All analytics modules are “health equity enabled,” meaning that Ursa Health has recognized the need to view data through this important lens and has made this a foundational concept throughout Ursa Studio. The first step in addressing health equity is to measure where important disparities occur. Ursa Studio’s core measures include the University of Wisconsin’s Area Deprivation Index (ADI) and the CDC’s Social Vulnerability Index (SVI), composite scores that reflect regional variation in socioeconomic deprivation. Ursa Studio users can swiftly analyze the relationship between equity and performance, allowing risk adjustment refinement and the implementation of interventions that drive outcomes.
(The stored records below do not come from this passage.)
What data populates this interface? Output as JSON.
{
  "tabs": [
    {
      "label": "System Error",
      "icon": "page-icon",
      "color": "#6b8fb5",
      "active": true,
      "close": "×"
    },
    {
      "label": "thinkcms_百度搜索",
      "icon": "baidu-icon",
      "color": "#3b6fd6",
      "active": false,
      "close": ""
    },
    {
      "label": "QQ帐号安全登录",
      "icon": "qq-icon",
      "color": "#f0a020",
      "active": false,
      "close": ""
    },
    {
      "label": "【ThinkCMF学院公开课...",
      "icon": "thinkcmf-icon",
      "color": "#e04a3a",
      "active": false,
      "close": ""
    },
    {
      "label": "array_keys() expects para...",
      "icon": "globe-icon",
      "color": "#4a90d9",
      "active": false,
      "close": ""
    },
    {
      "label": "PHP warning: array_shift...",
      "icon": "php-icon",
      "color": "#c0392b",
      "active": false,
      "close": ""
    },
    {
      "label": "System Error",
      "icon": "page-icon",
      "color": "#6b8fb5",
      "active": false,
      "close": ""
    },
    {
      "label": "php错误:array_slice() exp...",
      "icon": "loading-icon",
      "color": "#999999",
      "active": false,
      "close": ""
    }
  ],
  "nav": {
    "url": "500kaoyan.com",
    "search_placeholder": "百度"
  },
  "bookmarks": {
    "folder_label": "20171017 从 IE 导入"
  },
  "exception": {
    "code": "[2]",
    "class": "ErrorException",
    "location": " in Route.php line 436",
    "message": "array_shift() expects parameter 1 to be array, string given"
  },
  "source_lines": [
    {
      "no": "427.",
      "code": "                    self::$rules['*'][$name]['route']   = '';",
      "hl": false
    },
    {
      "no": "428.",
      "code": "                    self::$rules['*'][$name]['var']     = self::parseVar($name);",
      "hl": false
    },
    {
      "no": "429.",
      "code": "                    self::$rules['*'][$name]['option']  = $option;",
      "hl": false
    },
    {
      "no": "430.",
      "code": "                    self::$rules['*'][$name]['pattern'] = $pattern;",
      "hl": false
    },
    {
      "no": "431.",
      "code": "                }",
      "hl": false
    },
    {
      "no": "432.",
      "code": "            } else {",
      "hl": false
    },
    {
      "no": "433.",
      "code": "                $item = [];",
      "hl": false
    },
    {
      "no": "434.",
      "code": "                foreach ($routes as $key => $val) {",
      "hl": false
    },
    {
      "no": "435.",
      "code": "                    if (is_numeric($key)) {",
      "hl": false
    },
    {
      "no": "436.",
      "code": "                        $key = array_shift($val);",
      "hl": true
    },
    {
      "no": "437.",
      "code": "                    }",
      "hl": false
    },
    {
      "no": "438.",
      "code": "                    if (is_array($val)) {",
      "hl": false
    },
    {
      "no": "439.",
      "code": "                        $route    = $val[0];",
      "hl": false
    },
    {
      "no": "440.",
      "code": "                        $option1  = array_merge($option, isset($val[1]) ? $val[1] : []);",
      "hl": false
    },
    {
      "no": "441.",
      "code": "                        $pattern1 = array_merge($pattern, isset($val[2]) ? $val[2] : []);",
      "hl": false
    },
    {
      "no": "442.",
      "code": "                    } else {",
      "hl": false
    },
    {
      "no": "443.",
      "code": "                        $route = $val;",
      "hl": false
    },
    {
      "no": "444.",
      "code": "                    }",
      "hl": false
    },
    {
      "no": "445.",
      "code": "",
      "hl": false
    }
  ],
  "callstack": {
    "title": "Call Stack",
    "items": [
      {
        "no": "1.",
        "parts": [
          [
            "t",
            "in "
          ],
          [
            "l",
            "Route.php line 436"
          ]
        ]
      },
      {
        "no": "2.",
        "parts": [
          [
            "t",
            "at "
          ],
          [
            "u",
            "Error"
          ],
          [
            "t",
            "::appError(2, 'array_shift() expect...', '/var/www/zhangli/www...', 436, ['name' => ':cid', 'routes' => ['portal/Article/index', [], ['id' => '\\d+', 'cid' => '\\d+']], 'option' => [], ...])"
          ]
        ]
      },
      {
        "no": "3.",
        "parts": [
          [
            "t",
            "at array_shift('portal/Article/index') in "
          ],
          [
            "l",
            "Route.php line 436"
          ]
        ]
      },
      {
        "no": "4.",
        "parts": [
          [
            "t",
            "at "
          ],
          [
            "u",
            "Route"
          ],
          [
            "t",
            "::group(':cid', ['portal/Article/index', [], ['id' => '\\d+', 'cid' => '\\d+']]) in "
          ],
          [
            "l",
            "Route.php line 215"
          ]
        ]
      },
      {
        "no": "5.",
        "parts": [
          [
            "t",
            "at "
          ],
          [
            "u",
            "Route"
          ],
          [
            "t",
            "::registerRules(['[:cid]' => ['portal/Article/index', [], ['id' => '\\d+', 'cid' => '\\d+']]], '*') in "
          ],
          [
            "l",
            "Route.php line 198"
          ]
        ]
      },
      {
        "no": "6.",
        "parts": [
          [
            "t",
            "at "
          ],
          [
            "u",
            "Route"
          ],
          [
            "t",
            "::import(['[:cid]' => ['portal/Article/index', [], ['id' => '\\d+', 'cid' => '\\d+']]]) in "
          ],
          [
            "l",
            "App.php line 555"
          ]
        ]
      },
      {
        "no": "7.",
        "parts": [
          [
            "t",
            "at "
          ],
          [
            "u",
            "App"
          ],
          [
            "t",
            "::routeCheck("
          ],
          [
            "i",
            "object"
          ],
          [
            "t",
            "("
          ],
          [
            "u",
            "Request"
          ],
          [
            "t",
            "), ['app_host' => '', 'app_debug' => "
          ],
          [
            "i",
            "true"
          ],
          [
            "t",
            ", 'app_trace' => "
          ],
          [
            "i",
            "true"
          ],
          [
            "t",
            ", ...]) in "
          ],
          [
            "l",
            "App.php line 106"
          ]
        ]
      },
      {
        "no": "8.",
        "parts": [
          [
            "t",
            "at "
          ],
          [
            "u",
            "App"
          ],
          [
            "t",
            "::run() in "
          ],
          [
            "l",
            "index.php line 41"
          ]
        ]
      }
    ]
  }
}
Ursa Studio also includes SVI’s individual component measures, so users can probe the specific effects of household composition, transportation access, minority status, and language barriers among others.

The ACO REACH Model incorporates changes to the GPDC Model in three important areas:

  • To better support care delivery and coordination for patients in underserved communities, each model participant must design and implement a comprehensive health equity plan that identifies its underserved communities and establishes initiatives to measurably reduce health disparities within their beneficiary populations.
  • To ensure physicians and other healthcare providers continue to play a primary role in accountable care, participating providers or their designated representatives must retain at least 75 percent control of each ACO’s governing body, versus 25 percent during the first two Performance Years of the GPDC Model. In addition, at least two beneficiary advocates (one Medicare beneficiary and one consumer advocate) must be on the governing board and hold voting rights.
  • To ensure participants’ interests align with CMS’s vision, CMS will require additional information on applicants’ ownership, leadership, and governing board. CMS plans to increase both the screening of applicants and the monitoring of program progress, sharing more information on the participants and their work to improve care. The agency will also explore stronger protections against inappropriate coding and risk-score growth.

The GPDC Model will transition to the ACO REACH Model January 1, 2023, with the model performance period running through 2026. Provider-led organizations interested in joining the ACO REACH Model must agree to meet all of the model’s requirements by January 1 to participate.